Tobias Buckell takes down vertical farming

Vertical farm conceptWe’ve mentioned vertical farming a number of times before, and the mighty BoingBoing brought it up earlier in the week; general consensus seems to be that it’s a lovely idea. [Vertical farm image borrowed from VerticalFarm.com]

But lots of things are lovely ideas until you run the numbers on them, and that’s exactly what Futurismic alumnus Tobias Buckell has been doing with vertical farming:

One of the more famous advocates of the Vertical Farm concept, Dickson Despommier, estimates a 30 story farm would feed about 10,000-50,000 people (depending on which article he’s speaking in). Let’s be charitable and assume 30,000 per 30 story skyscraper.

A 30 story skyscraper can cost as much as half a billion dollars. So we’re looking at a unit cost of at least that to build these, and that’s not considering the hydroponic and recycling technology costs!

New York has 10 million people. To feed New York, you’d need roughly 334 of these buildings, with the building cost being at least $150 billion.

That’s affordable on a country scale (10 years of NASA-like budget).
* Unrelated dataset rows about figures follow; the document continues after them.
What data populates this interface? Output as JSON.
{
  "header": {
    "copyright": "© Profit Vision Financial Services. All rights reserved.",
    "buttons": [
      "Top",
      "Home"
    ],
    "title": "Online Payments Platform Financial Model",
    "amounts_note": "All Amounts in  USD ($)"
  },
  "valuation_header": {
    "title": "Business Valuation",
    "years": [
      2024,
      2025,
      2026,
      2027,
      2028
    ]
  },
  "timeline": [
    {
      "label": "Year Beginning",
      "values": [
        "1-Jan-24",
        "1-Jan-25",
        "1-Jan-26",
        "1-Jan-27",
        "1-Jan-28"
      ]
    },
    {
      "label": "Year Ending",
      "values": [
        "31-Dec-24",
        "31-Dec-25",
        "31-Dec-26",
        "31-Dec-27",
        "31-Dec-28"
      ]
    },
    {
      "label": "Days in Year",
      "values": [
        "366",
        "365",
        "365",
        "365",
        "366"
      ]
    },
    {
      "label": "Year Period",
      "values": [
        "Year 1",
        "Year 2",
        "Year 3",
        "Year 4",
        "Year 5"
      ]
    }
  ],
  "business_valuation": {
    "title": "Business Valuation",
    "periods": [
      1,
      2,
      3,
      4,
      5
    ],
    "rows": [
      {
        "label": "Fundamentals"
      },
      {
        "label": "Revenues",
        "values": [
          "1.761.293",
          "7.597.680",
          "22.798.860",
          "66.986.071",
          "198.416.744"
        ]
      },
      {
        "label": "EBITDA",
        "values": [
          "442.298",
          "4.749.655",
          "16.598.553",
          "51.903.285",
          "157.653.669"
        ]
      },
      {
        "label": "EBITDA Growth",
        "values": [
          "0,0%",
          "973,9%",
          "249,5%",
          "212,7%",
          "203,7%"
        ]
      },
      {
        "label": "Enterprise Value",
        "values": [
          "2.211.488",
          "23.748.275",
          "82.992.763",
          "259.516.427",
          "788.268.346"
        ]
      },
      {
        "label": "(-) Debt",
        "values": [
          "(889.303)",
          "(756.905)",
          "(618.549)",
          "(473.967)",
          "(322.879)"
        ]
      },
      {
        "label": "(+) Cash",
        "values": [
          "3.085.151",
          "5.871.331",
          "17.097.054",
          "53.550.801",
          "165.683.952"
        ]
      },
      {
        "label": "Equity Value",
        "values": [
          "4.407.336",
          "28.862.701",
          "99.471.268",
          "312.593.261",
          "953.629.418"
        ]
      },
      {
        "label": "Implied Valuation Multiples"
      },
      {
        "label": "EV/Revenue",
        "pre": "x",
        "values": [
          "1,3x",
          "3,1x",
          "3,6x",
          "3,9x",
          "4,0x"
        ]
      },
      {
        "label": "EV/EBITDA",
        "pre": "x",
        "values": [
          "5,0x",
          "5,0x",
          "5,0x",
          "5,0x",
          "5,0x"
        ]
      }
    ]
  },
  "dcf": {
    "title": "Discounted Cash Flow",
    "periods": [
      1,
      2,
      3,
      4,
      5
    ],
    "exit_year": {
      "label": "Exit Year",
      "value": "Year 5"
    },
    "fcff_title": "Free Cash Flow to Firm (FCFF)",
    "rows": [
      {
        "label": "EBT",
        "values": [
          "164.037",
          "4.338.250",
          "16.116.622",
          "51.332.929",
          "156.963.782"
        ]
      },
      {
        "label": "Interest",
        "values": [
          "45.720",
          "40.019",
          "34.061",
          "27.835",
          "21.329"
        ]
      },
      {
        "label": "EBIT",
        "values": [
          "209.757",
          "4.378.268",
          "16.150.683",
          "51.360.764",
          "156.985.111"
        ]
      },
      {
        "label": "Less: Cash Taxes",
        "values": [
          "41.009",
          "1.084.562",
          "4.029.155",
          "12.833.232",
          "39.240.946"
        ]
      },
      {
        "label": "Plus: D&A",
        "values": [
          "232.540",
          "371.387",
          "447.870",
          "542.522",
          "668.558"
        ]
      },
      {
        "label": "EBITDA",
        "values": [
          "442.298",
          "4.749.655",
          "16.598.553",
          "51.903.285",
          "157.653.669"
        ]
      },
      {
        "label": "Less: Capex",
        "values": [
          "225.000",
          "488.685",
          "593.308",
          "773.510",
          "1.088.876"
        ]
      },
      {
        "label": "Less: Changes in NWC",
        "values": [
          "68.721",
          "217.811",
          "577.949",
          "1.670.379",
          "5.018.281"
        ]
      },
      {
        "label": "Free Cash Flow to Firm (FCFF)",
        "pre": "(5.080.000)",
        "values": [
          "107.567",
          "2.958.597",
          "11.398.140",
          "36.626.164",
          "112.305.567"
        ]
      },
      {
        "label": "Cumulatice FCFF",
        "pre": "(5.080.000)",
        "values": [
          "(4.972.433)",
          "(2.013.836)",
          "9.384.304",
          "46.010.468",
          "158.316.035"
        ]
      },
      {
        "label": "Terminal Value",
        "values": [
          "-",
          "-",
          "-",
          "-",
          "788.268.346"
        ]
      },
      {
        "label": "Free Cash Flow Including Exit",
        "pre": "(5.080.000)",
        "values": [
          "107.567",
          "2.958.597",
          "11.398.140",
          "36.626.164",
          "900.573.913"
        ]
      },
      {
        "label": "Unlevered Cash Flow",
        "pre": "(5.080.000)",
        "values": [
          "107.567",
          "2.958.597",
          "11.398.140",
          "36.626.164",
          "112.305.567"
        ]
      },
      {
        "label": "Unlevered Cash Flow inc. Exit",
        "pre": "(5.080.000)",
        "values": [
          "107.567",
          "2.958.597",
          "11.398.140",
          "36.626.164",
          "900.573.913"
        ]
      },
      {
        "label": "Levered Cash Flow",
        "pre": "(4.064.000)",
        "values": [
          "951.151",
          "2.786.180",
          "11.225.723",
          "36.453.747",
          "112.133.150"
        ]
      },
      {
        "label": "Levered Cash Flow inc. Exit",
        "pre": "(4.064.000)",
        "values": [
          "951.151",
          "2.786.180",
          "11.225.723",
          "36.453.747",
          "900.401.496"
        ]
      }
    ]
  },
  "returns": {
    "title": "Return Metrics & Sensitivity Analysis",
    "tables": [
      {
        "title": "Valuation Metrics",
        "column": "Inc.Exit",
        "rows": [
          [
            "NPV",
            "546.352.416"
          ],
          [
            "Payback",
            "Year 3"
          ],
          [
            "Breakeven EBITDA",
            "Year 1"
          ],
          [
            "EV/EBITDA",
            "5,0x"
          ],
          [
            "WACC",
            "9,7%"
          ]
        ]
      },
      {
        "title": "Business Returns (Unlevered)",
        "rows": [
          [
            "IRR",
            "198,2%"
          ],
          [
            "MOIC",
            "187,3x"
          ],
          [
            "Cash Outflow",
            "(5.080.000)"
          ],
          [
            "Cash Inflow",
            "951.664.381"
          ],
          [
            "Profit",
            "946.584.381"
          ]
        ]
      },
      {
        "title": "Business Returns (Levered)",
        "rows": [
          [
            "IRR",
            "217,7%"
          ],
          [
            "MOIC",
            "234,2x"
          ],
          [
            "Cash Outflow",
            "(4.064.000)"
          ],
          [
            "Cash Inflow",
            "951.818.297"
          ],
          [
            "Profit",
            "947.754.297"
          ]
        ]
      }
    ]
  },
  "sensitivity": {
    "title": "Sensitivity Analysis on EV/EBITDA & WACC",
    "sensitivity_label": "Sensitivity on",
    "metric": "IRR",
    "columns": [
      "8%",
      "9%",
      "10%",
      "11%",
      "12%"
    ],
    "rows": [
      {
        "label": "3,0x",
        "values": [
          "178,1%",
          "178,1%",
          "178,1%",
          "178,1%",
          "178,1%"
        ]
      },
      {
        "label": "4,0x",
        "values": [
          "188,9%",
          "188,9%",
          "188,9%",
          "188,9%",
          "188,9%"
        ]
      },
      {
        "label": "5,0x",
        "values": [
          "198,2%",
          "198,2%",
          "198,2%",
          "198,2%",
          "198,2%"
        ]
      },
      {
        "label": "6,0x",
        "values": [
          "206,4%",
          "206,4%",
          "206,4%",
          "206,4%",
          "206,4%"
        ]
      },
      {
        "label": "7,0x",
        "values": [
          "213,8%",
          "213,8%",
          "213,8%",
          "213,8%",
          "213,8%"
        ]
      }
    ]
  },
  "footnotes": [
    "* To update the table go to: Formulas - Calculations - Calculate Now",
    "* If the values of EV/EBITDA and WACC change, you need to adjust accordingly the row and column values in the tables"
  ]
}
But the fact is, the existing land sprawling out around New York and the US and gasoline to transport the goods from the heartland to NYC is still far cheaper when an accountant crunches the figures.

That’s a whole lot of money, as Toby rightly points out. Which is no reason to abandon the idea entirely, of course, but as with all futurist visions it needs to be tempered with some reality. No plan ever survives contact with the enemy, after all, and economics is the enemy of us all at the moment (with the possible exception of the Wall Street weasels, natch).

One possible solution to Toby’s objections might be retrofitting old skyscrapers with the new kit. Perhaps that would be cheaper than raising a structure from scratch?

4 thoughts on “Tobias Buckell takes down vertical farming”

  1. Most successful creative people will confess readily that most of their first-cut ideas (whether in art, science, engineering, literature, government, music, economics, etc) turn out to be BAD ones. A critical key to success in advancing new ideas is to recognize and reject the bad ideas quickly, thus clearing away the massive clutter and increasing one’s odds of finding the true gems. Paul, I salute you and your colleagues for not merely bringing many new ideas to the readers of Futurismic, but for being willing to criticize (and accept criticism of) those ideas too.

  2. Thanks, Robert; I think what unites us is the belief that science fiction is at its best when used to question the future rather than make assumptions about it, and that’s why – despite our disagreements – I’m glad you’re a regular commenter here. 🙂

  3. So if we can reduce the construction costs of a normally highly tempered steel and concrete building by reducing it raw weight loading structure with labour/robotic content, less safety requirements, no amenities or structures for containing humans – essentially one giant box – where we create environments that are superior to open-environment hydroponifs or even spray-based aeroponics – where and when shall the two meet?

    Essentially when oil goes exit and electricity enters. Outdoors agriculture is based not just on transport and space – it is even more based on specialized seeds and fertillization. Imagine doubling the cost of either – the system starts with highly specialized genemod plants. You might want those in the environment for (!) IP reasons – or because they might inberbreed with natural strains. Or these crops might be extremely fragile. Intensifying folodstuff production (or animal production – they plan pigtowers here in the netherlands) in highrizes, concentrated closed environments. I can easily see this trend emerge on barren former suburban zones. After they tear down the malls and McMansions.

  4. Actually, $150 billion is chicken feed to the new US President Obama. And if it isn’t chickenfeed now, it soon will be at the rate the US dollar is crashing under the new regime.

    If it is less than a $trillion, it is not worth discussing in the higher halls of US government.